Nous présentons ci-dessous deux textes du site National Defense Interest, qu'on peut trouver sur ce site, dans leur forme originale. (Nos lecteurs connaissent le site National Defense Interest, auquel nous nous sommes déjà intéressés, et notamment le “Docteur Werther”, l'un des auteurs cités ici, que nous avons déjà présenté et lu sur ce site.) Il s'agit d'une réflexion, à partir du l’appréciation d'un texte du commentateur George F. Will, sur l'utilisation de l'analogie historique. L'analogie est aujourd’hui un moyen classique de l’utilisation de la référence historique dans l’activité politique et médiatique, et, peut-être, le moyen seul classique tant la pensée historique semble se réduire au minimum minimorum selon son utilisation immédiate dans le débat idéologique du jour. (A cet égard, le titre ci-dessous est parfaitement choisi, tant il s’agit effectivement d’un collapsus de la pensée historique : « The Third Reich Syndrome: George Will and the Collapse of Historical Knowledge. ») On l’a deviné, il s’agit de la référence Adolf Hitler et le reste, — le nazisme, l'“esprit de Munich”, etc.

Nous reprenons ces deux textes pour les soumettre à nos lecteurs parce qu’ils nous semblent être significatifs et utiles par la description qu’ils font d’une “méthode” de l’esprit postmoderne. En fait de méthode, il s’agit paradoxalement d’une dégradation de l’esprit méthodique au plus simple appareil : recourir à l’image la plus simple, la plus primaire possible, véritablement en guise de “réflexion” ; réduire la pensée aux bornes de cette imagerie ; faire reposer toute conviction possible sur cette imagerie. C’est la formule de ce que nous nommons le virtualisme, dans sa forme la plus sommaire.

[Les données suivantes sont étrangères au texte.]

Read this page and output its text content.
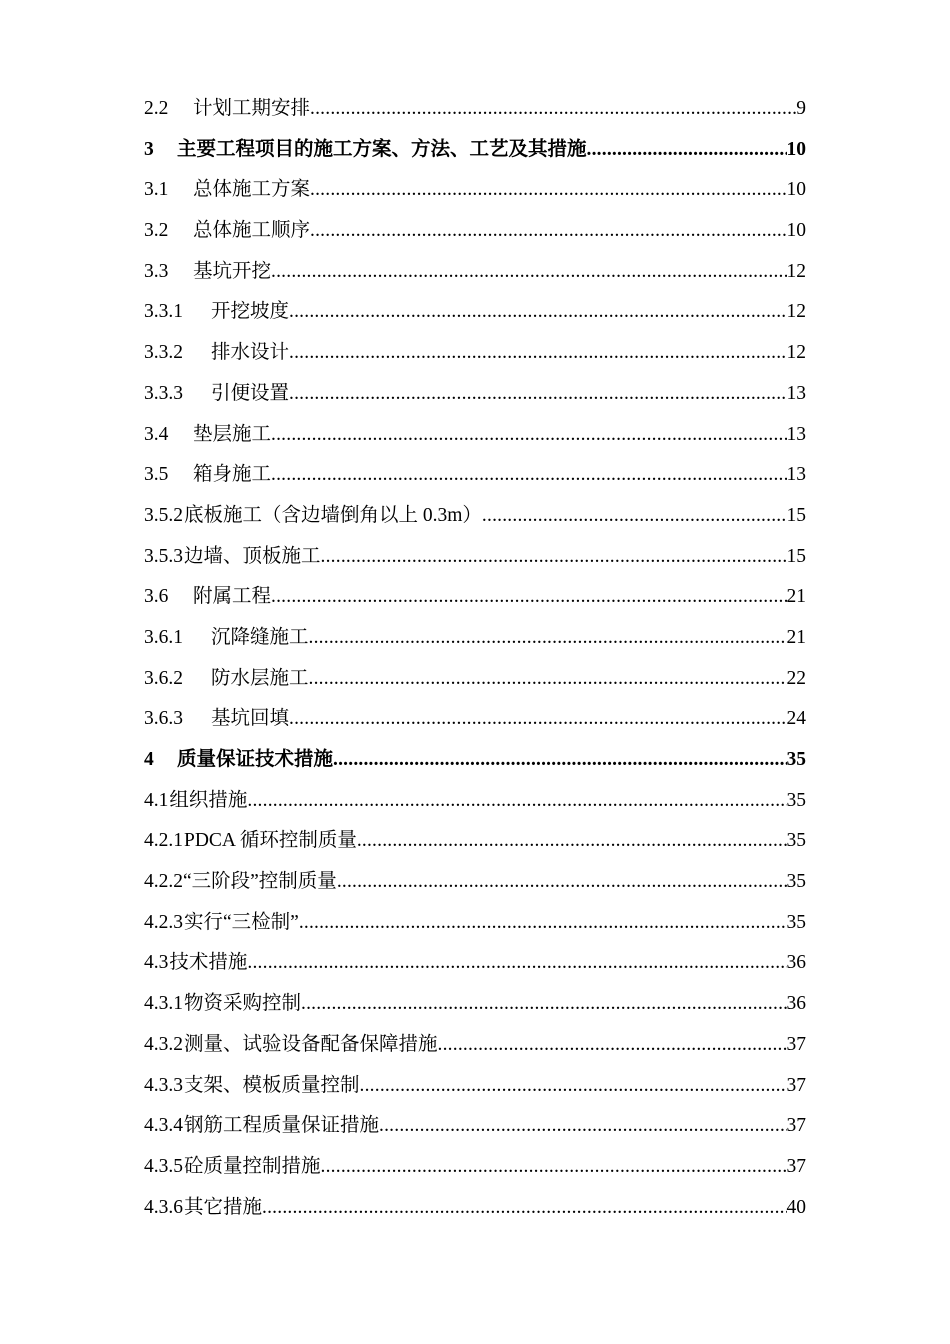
2.2	计划工期安排 .....	9
3	主要工程项目的施工方案、方法、工艺及其措施 .....	10
3.1	总体施工方案 .....	10
3.2	总体施工顺序 .....	10
3.3	基坑开挖 .....	12
3.3.1	开挖坡度 .....	12
3.3.2	排水设计 .....	12
3.3.3	引便设置 .....	13
3.4	垫层施工 .....	13
3.5	箱身施工 .....	13
3.5.2 底板施工（含边墙倒角以上 0.3m） .....	15
3.5.3 边墙、顶板施工 .....	15
3.6	附属工程 .....	21
3.6.1	沉降缝施工 .....	21
3.6.2	防水层施工 .....	22
3.6.3	基坑回填 .....	24
4	质量保证技术措施 .....	35
4.1 组织措施 .....	35
4.2.1 PDCA 循环控制质量 .....	35
4.2.2 “三阶段”控制质量 .....	35
4.2.3 实行“三检制” .....	35
4.3 技术措施 .....	36
4.3.1 物资采购控制 .....	36
4.3.2 测量、试验设备配备保障措施 .....	37
4.3.3 支架、模板质量控制 .....	37
4.3.4 钢筋工程质量保证措施 .....	37
4.3.5 砼质量控制措施 .....	37
4.3.6 其它措施 .....	40
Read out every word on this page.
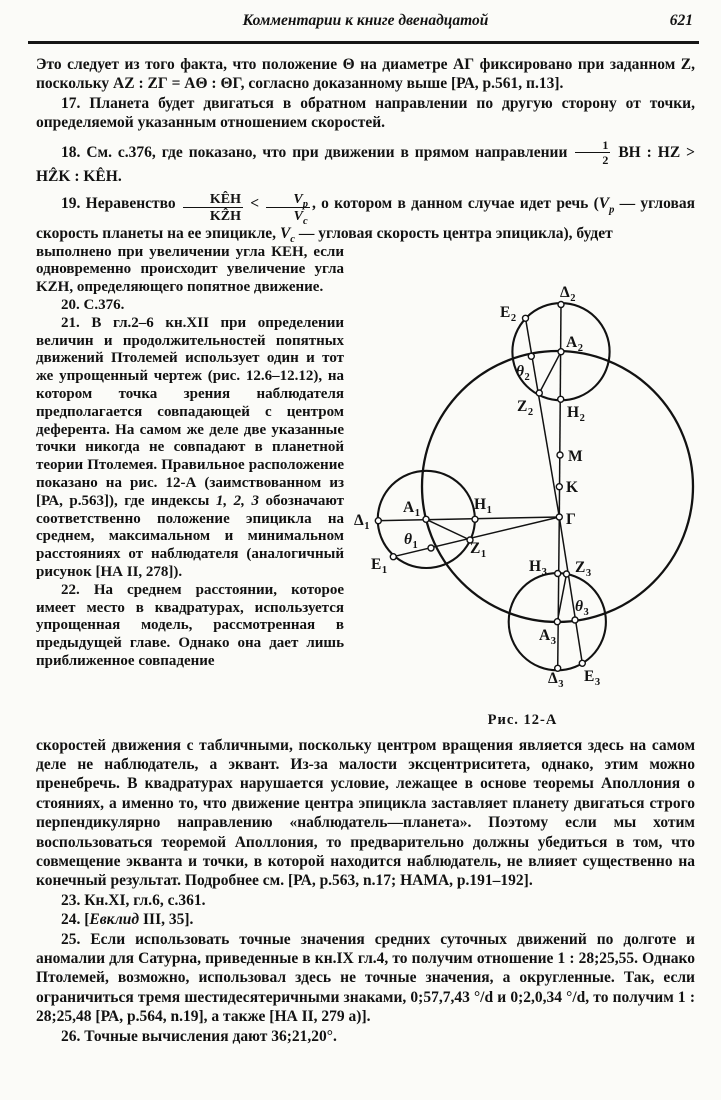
Комментарии к книге двенадцатой	621

Это следует из того факта, что положение Θ на диаметре АГ фиксировано при заданном Z, поскольку AZ : ZГ = АΘ : ΘГ, согласно доказанному выше [РА, p.561, п.13].

17. Планета будет двигаться в обратном направлении по другую сторону от точки, определяемой указанным отношением скоростей.

18. См. с.376, где показано, что при движении в прямом направлении $\frac{1}{2}$ BH : HZ > HẐK : KÊH.

19. Неравенство $\frac{\text{KÊH}}{\text{KẐH}} < \frac{V_p}{V_c}$ , о котором в данном случае идет речь ($V_p$ — угловая скорость планеты на ее эпицикле, $V_c$ — угловая скорость центра эпицикла), будет

$\Delta_2$
$E_2$
$A_2$
$\theta_2$
$Z_2$ $H_2$
M
K
Γ
$A_1$
$H_1$
$\Delta_1$
$\theta_1$	$Z_1$
$E_1$	$H_3$ $Z_3$
$\theta_3$
$A_3$
$\Delta_3$ $E_3$
Рис. 12-А

выполнено при увеличении угла КЕН, если одновременно происходит увеличение угла KZH, определяющего попятное движение.

20. С.376.

21. В гл.2–6 кн.XII при определении величин и продолжительностей попятных движений Птолемей использует один и тот же упрощенный чертеж (рис. 12.6–12.12), на котором точка зрения наблюдателя предполагается совпадающей с центром деферента. На самом же деле две указанные точки никогда не совпадают в планетной теории Птолемея. Правильное расположение показано на рис. 12-А (заимствованном из [РА, p.563]), где индексы 1, 2, 3 обозначают соответственно положение эпицикла на среднем, максимальном и минимальном расстояниях от наблюдателя (аналогичный рисунок [НА II, 278]).

22. На среднем расстоянии, которое имеет место в квадратурах, используется упрощенная модель, рассмотренная в предыдущей главе. Однако она дает лишь приближенное совпадение

скоростей движения с табличными, поскольку центром вращения является здесь на самом деле не наблюдатель, а эквант. Из-за малости эксцентриситета, однако, этим можно пренебречь. В квадратурах нарушается условие, лежащее в основе теоремы Аполлония о стояниях, а именно то, что движение центра эпицикла заставляет планету двигаться строго перпендикулярно направлению «наблюдатель—планета». Поэтому если мы хотим воспользоваться теоремой Аполлония, то предварительно должны убедиться в том, что совмещение экванта и точки, в которой находится наблюдатель, не влияет существенно на конечный результат. Подробнее см. [РА, p.563, n.17; НАМА, p.191–192].

23. Кн.XI, гл.6, с.361.

24. [Евклид III, 35].

25. Если использовать точные значения средних суточных движений по долготе и аномалии для Сатурна, приведенные в кн.IX гл.4, то получим отношение 1 : 28;25,55. Однако Птолемей, возможно, использовал здесь не точные значения, а округленные. Так, если ограничиться тремя шестидесятеричными знаками, 0;57,7,43 °/d и 0;2,0,34 °/d, то получим 1 : 28;25,48 [РА, p.564, n.19], а также [НА II, 279 а)].

26. Точные вычисления дают 36;21,20°.
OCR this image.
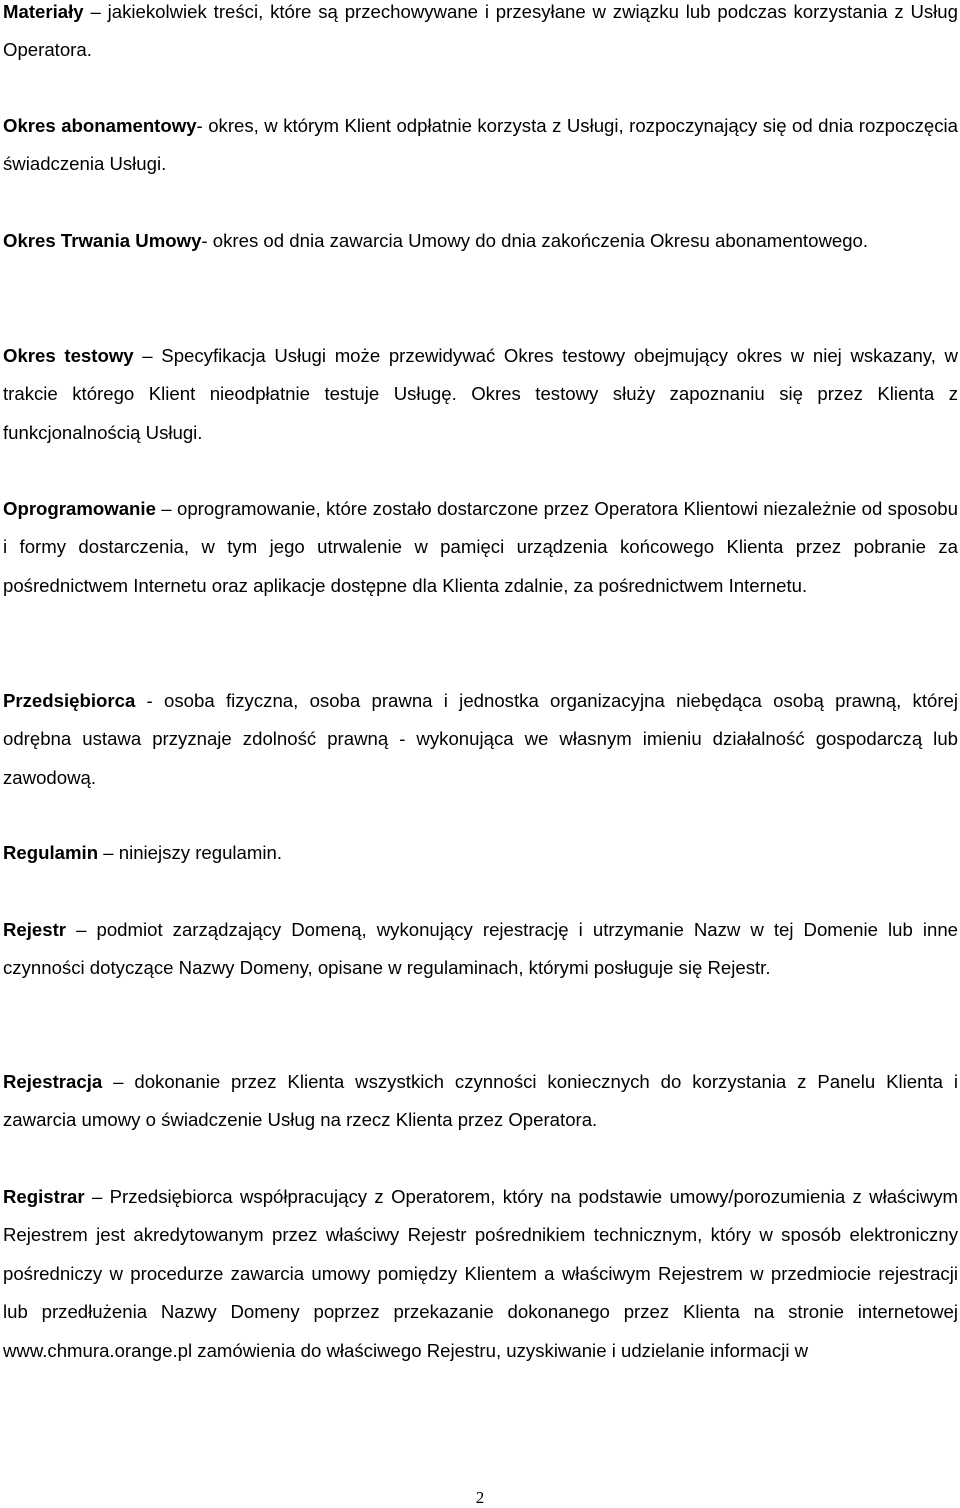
Materiały – jakiekolwiek treści, które są przechowywane i przesyłane w związku lub podczas korzystania z Usług Operatora.

Okres abonamentowy- okres, w którym Klient odpłatnie korzysta z Usługi, rozpoczynający się od dnia rozpoczęcia świadczenia Usługi.

Okres Trwania Umowy- okres od dnia zawarcia Umowy do dnia zakończenia Okresu abonamentowego.

Okres testowy – Specyfikacja Usługi może przewidywać Okres testowy obejmujący okres w niej wskazany, w trakcie którego Klient nieodpłatnie testuje Usługę. Okres testowy służy zapoznaniu się przez Klienta z funkcjonalnością Usługi.

Oprogramowanie – oprogramowanie, które zostało dostarczone przez Operatora Klientowi niezależnie od sposobu i formy dostarczenia, w tym jego utrwalenie w pamięci urządzenia końcowego Klienta przez pobranie za pośrednictwem Internetu oraz aplikacje dostępne dla Klienta zdalnie, za pośrednictwem Internetu.

Przedsiębiorca - osoba fizyczna, osoba prawna i jednostka organizacyjna niebędąca osobą prawną, której odrębna ustawa przyznaje zdolność prawną - wykonująca we własnym imieniu działalność gospodarczą lub zawodową.

Regulamin – niniejszy regulamin.

Rejestr – podmiot zarządzający Domeną, wykonujący rejestrację i utrzymanie Nazw w tej Domenie lub inne czynności dotyczące Nazwy Domeny, opisane w regulaminach, którymi posługuje się Rejestr.

Rejestracja – dokonanie przez Klienta wszystkich czynności koniecznych do korzystania z Panelu Klienta i zawarcia umowy o świadczenie Usług na rzecz Klienta przez Operatora.

Registrar – Przedsiębiorca współpracujący z Operatorem, który na podstawie umowy/porozumienia z właściwym Rejestrem jest akredytowanym przez właściwy Rejestr pośrednikiem technicznym, który w sposób elektroniczny pośredniczy w procedurze zawarcia umowy pomiędzy Klientem a właściwym Rejestrem w przedmiocie rejestracji lub przedłużenia Nazwy Domeny poprzez przekazanie dokonanego przez Klienta na stronie internetowej www.chmura.orange.pl zamówienia do właściwego Rejestru, uzyskiwanie i udzielanie informacji w

2
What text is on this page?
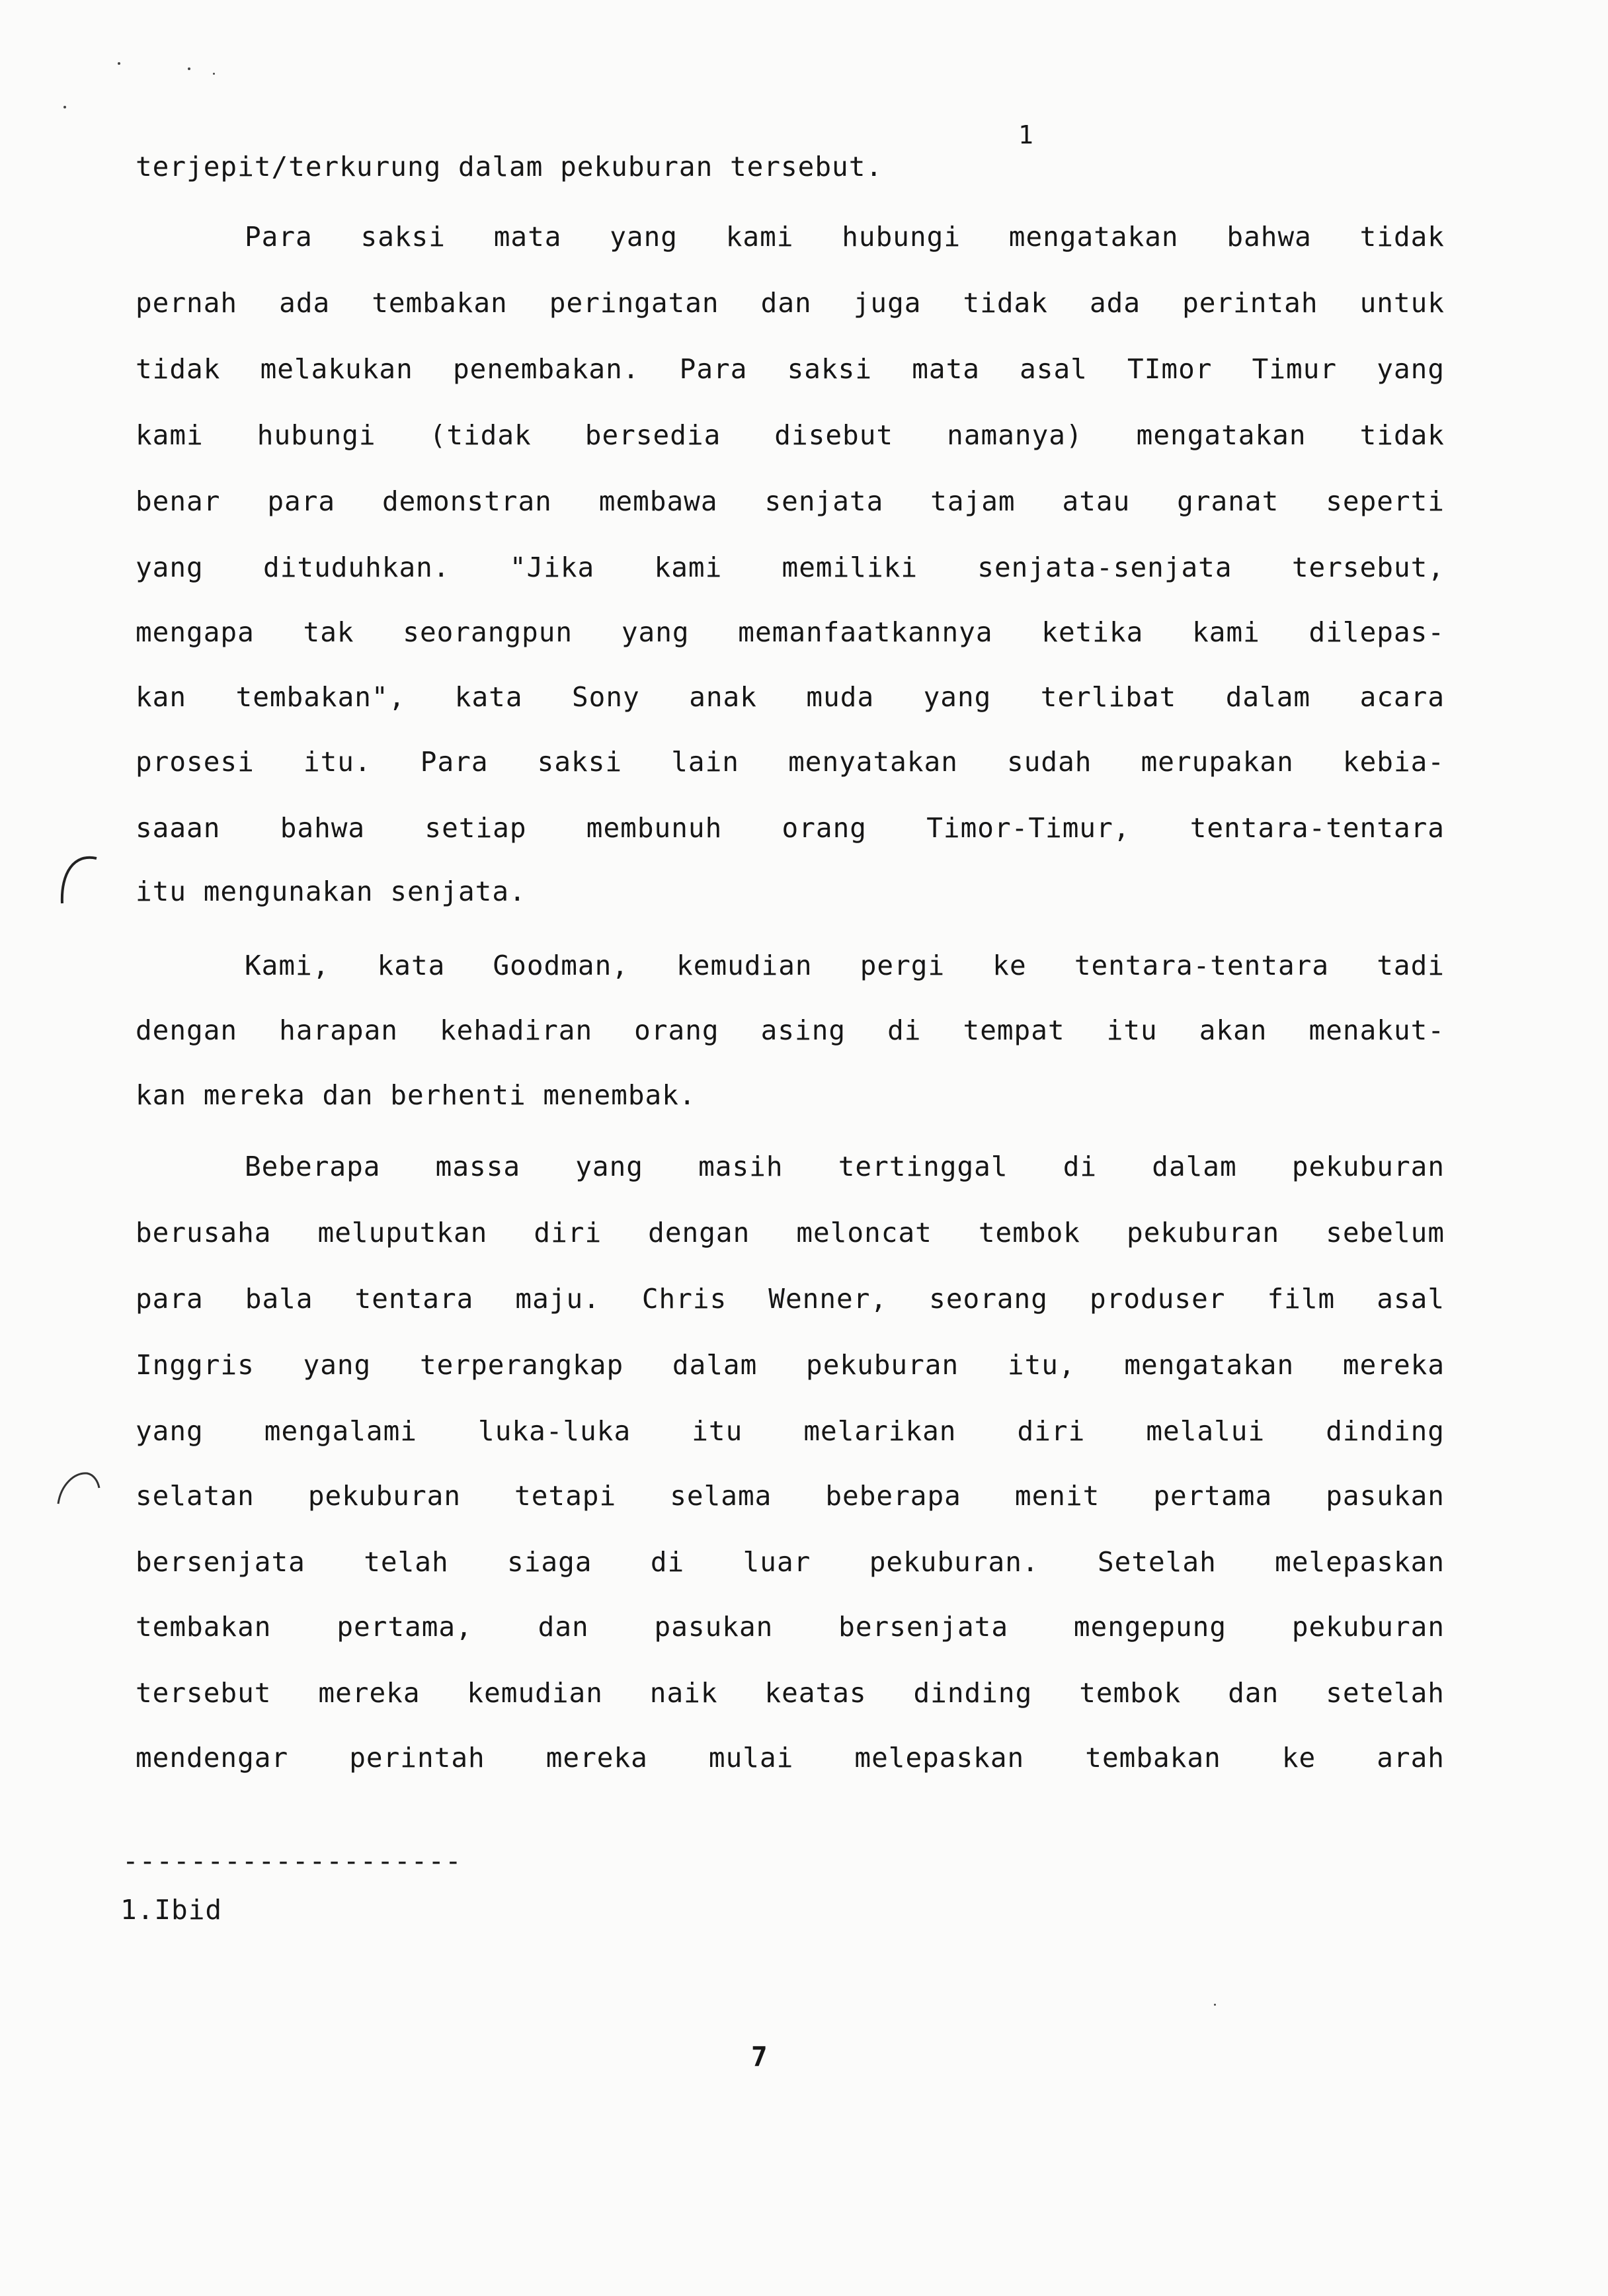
1
terjepit/terkurung dalam pekuburan tersebut.
Para saksi mata yang kami hubungi mengatakan bahwa tidak
pernah ada tembakan peringatan dan juga tidak ada perintah untuk
tidak melakukan penembakan. Para saksi mata asal TImor Timur yang
kami hubungi (tidak bersedia disebut namanya) mengatakan tidak
benar para demonstran membawa senjata tajam atau granat seperti
yang dituduhkan. "Jika kami memiliki senjata-senjata tersebut,
mengapa tak seorangpun yang memanfaatkannya ketika kami dilepas-
kan tembakan", kata Sony anak muda yang terlibat dalam acara
prosesi itu. Para saksi lain menyatakan sudah merupakan kebia-
saaan bahwa setiap membunuh orang Timor-Timur, tentara-tentara
itu mengunakan senjata.
Kami, kata Goodman, kemudian pergi ke tentara-tentara tadi
dengan harapan kehadiran orang asing di tempat itu akan menakut-
kan mereka dan berhenti menembak.
Beberapa massa yang masih tertinggal di dalam pekuburan
berusaha meluputkan diri dengan meloncat tembok pekuburan sebelum
para bala tentara maju. Chris Wenner, seorang produser film asal
Inggris yang terperangkap dalam pekuburan itu, mengatakan mereka
yang mengalami luka-luka itu melarikan diri melalui dinding
selatan pekuburan tetapi selama beberapa menit pertama pasukan
bersenjata telah siaga di luar pekuburan. Setelah melepaskan
tembakan pertama, dan pasukan bersenjata mengepung pekuburan
tersebut mereka kemudian naik keatas dinding tembok dan setelah
mendengar perintah mereka mulai melepaskan tembakan ke arah
--------------------
1.Ibid
7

La référence hitlérienne telle qu’elle est utilisée, — utilisée couramment depuis la fin du communisme, utilisée pour Saddam, utilisée pour Milosevic, etc — est une grossièreté considérable de l’esprit lorsqu’il s’agit d’établir par son biais une analogie de puissance ; c’est une escroquerie entière de l’esprit lorsque, par le biais du terrorisme intellectuel qu’elle implique (qui s’oppose à une référence à Hitler n’est-il pas, un peu disons mais c’est déjà beaucoup, Hitler lui-même ?), il s’agit d’imposer une image d’influence idéologique du poids de celle du nazisme. Bien sûr l’image de puissance stratégique et d’ampleur de l’influence idéologique ainsi obtenue n’a pas le moindre rapport avec la réalité ; aucun de ces dictateurs postmodernes n’est capable de la justifier au millième, voire au dix-millième de sa réalité historique. C’est à la fois un terrorisme de l’esprit et une escroquerie de l’esprit lorsqu’il s’agit d’imposer une équivalence générale dans le champ historique ; aucun des récipiendaires de l’image ne peut prétendre approcher l’organisation et le poids stratégique, l’influence idéologique, donc l’importance historique de Hitler pendant la période. Nous sommes dans une différence de substance. Comparer Saddam et Milosevic à Hitler relève du mépris de la connaissance et constitue une insulte à l’intelligence.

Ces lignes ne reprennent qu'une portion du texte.